From the very first listen, the album shows a lot of promise. For an independent, unsigned artist, the production standard is exceptionally high, as exemplified in “Disciple Hands”, which is, all in all, probably the most successful track on the record. That said, “Table Top Bruises” does still go on to demonstrate, in an unblemished and incredibly raw way, the exceptionally high standard of this young man’s incredibly poetic lyric-writing.
As one would expect, these lyrics, often written in second person, are very personal in their focus. However, they work best in songs such as “Pine Box to Bedside”, where Tullett refrains from the sort of lyric-writing which could become so close and self-absorbent as to smother the listener. He keeps a refreshing distance from himself and the subject matter, helping offer a certain sense of wisdom that glistens through his words and belies his real age. Neither though, it must be noted, is this delivered in the sort of preaching manner in which so many young, fleeting musicians fall into the trap of doing, as they look to reign down a nest egg of immediate ‘truths of life’ from their self-imposed pedestal to us, the ever so grateful reciprocators. This album is far too honest and understated in its approach for any of that.

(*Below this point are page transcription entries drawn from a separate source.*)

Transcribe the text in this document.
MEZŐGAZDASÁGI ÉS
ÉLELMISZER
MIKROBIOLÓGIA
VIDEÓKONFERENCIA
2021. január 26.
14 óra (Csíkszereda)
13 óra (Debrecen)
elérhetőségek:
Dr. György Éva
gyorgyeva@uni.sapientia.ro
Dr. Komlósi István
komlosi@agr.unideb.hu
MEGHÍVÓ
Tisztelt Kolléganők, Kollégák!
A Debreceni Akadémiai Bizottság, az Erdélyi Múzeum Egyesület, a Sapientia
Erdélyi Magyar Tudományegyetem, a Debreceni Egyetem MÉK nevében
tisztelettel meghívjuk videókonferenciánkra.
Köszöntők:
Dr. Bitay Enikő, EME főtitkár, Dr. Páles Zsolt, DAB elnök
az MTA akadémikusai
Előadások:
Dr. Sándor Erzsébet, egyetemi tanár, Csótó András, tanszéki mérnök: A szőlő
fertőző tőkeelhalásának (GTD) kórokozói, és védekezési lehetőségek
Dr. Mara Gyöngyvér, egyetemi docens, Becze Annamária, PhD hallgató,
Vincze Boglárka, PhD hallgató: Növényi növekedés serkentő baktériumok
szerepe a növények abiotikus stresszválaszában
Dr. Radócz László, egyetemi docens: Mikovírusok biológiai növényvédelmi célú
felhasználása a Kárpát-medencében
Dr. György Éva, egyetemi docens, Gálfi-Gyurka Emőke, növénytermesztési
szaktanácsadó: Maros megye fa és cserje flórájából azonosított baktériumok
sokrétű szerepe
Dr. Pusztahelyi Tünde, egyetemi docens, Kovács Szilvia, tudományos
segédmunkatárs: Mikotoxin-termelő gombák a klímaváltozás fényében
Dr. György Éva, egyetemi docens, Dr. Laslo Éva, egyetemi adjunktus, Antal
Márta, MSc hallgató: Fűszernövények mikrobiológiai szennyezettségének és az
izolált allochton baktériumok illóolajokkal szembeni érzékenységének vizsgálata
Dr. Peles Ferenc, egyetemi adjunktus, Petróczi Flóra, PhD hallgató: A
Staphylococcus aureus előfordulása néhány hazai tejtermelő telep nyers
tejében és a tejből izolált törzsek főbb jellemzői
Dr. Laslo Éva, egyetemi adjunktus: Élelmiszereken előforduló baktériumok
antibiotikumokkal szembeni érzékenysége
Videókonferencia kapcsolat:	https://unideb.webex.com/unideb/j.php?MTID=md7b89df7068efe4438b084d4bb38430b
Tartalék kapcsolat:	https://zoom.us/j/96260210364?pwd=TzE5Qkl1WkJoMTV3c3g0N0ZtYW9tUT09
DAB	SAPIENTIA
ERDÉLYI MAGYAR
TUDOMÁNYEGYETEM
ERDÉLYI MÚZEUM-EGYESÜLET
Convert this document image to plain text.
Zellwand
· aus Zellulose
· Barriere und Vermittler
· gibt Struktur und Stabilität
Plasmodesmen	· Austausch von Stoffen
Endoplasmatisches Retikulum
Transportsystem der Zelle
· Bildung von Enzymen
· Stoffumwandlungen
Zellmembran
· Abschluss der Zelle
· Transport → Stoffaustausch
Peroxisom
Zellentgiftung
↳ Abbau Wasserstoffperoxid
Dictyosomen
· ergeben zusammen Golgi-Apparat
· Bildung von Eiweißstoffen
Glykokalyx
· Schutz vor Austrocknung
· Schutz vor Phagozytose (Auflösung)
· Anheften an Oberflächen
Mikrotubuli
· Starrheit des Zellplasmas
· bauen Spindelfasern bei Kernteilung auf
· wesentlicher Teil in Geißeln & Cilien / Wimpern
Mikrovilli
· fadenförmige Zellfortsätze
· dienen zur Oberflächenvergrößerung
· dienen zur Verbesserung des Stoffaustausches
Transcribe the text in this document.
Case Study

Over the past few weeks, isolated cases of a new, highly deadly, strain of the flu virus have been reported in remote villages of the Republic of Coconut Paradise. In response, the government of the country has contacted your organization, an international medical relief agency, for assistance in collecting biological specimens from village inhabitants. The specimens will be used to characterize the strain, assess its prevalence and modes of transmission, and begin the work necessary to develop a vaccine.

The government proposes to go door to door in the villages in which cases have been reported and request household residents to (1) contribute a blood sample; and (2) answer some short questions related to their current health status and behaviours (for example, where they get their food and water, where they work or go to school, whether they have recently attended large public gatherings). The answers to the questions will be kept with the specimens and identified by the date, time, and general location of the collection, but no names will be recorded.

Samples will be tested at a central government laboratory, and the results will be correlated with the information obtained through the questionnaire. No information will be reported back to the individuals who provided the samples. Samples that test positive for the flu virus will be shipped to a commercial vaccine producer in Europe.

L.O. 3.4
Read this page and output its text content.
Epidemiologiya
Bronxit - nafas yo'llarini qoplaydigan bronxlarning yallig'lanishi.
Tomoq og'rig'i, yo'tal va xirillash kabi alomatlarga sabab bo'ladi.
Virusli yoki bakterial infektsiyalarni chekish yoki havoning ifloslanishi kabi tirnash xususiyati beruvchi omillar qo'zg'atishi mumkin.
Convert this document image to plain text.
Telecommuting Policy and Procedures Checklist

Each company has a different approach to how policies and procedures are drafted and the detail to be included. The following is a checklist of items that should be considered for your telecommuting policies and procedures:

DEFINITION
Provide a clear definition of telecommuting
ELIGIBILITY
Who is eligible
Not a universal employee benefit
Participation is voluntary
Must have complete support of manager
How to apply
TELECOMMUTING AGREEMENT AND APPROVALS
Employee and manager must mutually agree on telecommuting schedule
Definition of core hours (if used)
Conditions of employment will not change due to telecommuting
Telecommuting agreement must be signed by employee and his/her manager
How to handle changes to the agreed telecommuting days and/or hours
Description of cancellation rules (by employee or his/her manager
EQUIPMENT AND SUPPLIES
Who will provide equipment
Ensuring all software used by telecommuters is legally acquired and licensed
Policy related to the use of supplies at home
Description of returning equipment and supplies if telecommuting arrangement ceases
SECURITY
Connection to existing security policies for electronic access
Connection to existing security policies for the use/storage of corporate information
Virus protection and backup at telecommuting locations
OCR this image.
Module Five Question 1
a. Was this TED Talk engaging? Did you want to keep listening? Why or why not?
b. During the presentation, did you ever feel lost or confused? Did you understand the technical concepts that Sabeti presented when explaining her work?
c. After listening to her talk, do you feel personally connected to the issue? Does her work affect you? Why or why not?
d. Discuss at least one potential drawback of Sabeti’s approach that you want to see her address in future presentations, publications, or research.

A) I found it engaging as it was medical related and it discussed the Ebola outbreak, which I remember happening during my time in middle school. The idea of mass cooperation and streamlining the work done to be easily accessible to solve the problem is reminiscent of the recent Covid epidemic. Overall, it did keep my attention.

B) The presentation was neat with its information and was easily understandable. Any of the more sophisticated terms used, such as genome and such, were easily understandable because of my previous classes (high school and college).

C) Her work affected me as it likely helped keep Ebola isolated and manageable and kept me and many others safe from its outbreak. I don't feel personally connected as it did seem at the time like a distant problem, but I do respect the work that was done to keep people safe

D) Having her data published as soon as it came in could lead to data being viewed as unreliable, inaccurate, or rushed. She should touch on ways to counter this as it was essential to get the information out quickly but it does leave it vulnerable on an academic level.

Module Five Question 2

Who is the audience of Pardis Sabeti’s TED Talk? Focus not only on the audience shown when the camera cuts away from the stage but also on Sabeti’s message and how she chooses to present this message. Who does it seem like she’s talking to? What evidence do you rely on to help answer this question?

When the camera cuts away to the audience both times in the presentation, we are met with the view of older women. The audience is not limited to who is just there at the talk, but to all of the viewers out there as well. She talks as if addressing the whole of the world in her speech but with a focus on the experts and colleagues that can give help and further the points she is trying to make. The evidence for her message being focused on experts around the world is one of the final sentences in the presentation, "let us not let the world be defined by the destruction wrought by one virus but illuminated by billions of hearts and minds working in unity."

Whether the intimacy and intensity of his other tracks will begin to suffocate you is something that I suppose is based on taste. But consider for one moment, the thousands of jaded middle-aged men up and down the country who continue to turn up and play to a handful of people in the local pub’s ‘Acoustic night’ every weekend, all playing this exact brand of acoustic singer songwriter folk rock, all with a fledgling dream to capture something, something separate from the drudge of their day to day lives, a single moment of euphoric recognition, and how, though futilely optimistic until the end, they never do get anywhere. Well, this album details exactly what Mr Tullett has over all of them; genuine, organic talent. If this talent is adequately nurtured, we can hope to be hearing a lot more from this young man in the future.
Ed’s latest album, To Transfigure and Solve is released on Monday 11th July.